Offering teenagers cash to do well in their GCSEs is likely to have little impact on their results, according to research.
While parents may use financial incentives to motivate their children to get good grades, a new study indicates that doing so may well be pointless.
But the prospect of a trip or outing in return for doing well in their school work could encourage pupils struggling with maths to do better in the subject.
More than 10,000 teenagers in 63 schools studying for GCSEs in English, maths and science took part in the research project, run by Bristol University and the University of Chicago, which covered two different trials.
In the first, pupils were told that they had £80 at the start of each half-term, and would lose £10 if they missed a set target for attendance, the same for behaviour and £30 for classwork and homework.
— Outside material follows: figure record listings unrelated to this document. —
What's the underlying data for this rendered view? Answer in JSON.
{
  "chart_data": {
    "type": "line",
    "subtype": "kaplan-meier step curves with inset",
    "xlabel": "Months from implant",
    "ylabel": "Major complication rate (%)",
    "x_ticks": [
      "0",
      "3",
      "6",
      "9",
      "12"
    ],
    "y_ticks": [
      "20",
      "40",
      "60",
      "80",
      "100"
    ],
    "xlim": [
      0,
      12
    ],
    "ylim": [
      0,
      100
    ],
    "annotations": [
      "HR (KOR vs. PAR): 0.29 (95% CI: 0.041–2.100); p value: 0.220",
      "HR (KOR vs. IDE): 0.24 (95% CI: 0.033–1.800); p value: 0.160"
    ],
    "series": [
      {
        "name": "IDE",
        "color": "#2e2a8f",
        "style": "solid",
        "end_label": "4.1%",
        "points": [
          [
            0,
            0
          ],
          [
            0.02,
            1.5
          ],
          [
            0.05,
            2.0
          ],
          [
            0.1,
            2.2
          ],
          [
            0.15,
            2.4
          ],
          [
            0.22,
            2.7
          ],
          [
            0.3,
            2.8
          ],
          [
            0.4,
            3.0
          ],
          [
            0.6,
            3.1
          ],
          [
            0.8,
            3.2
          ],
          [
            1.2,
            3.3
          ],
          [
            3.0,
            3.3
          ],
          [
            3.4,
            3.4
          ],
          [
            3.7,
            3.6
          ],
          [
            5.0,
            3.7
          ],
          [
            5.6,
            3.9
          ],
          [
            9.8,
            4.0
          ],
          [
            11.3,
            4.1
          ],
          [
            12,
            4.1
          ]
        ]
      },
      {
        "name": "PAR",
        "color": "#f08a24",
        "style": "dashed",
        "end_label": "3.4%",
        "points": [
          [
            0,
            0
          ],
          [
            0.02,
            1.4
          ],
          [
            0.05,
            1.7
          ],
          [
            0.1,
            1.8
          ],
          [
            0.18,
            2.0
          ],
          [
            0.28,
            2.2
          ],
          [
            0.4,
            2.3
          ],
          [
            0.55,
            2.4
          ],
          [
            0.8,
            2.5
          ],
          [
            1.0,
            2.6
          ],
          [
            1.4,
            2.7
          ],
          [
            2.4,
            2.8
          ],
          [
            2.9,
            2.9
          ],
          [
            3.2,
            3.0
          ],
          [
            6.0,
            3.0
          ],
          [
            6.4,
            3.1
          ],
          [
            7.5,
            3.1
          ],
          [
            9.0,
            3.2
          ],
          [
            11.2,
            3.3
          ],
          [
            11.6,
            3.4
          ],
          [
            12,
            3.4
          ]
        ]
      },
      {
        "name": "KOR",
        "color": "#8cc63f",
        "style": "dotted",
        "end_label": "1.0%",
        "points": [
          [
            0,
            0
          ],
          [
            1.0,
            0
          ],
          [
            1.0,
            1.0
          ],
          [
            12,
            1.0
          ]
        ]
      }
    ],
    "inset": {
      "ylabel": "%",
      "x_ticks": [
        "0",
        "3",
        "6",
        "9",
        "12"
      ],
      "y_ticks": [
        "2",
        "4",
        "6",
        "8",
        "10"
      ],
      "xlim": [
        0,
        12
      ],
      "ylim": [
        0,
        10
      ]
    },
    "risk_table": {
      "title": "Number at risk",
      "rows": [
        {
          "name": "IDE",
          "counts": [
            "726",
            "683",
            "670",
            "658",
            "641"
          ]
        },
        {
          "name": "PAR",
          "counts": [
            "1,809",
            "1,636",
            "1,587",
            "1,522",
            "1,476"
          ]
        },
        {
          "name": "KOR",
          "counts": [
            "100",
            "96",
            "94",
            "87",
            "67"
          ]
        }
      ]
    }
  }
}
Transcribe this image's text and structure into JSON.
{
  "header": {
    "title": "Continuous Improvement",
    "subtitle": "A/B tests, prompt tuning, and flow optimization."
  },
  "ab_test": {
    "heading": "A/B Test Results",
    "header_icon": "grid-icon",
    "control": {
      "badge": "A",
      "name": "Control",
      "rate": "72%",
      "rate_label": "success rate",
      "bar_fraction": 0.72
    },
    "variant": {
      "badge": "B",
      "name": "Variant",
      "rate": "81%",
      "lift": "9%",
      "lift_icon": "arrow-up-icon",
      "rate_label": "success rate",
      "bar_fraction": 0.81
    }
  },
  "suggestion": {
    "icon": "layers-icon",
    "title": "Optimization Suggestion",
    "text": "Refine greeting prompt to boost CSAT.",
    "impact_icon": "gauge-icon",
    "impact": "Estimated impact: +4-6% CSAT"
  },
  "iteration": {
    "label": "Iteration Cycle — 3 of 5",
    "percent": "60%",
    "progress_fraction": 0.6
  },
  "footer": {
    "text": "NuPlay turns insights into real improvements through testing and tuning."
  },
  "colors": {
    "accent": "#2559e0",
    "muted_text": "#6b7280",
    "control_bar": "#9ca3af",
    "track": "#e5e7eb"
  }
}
For the second, students were given eight tickets at the beginning of each half-term and promised a trip or outing if they retained 12 tickets by the end of the half-term period.
They lost one ticket each for missing attendance and behaviour targets and three for missing classwork and homework goals.
In each of the schemes, the rewards were based on a theory of “loss aversion” – that people dislike losing something, more than they like gaining something.
The findings show that, in the case of the cash incentives, overall there was no evidence that offering the pupils money had a significant positive impact on their GCSE results, in any of the three subjects studied.
There was also no impact on the students’ behaviour, attendance or homework effort, the researchers also added.
The study also concluded that offering pupils the chance of a trip or outing had no overall significant impact on GCSE results.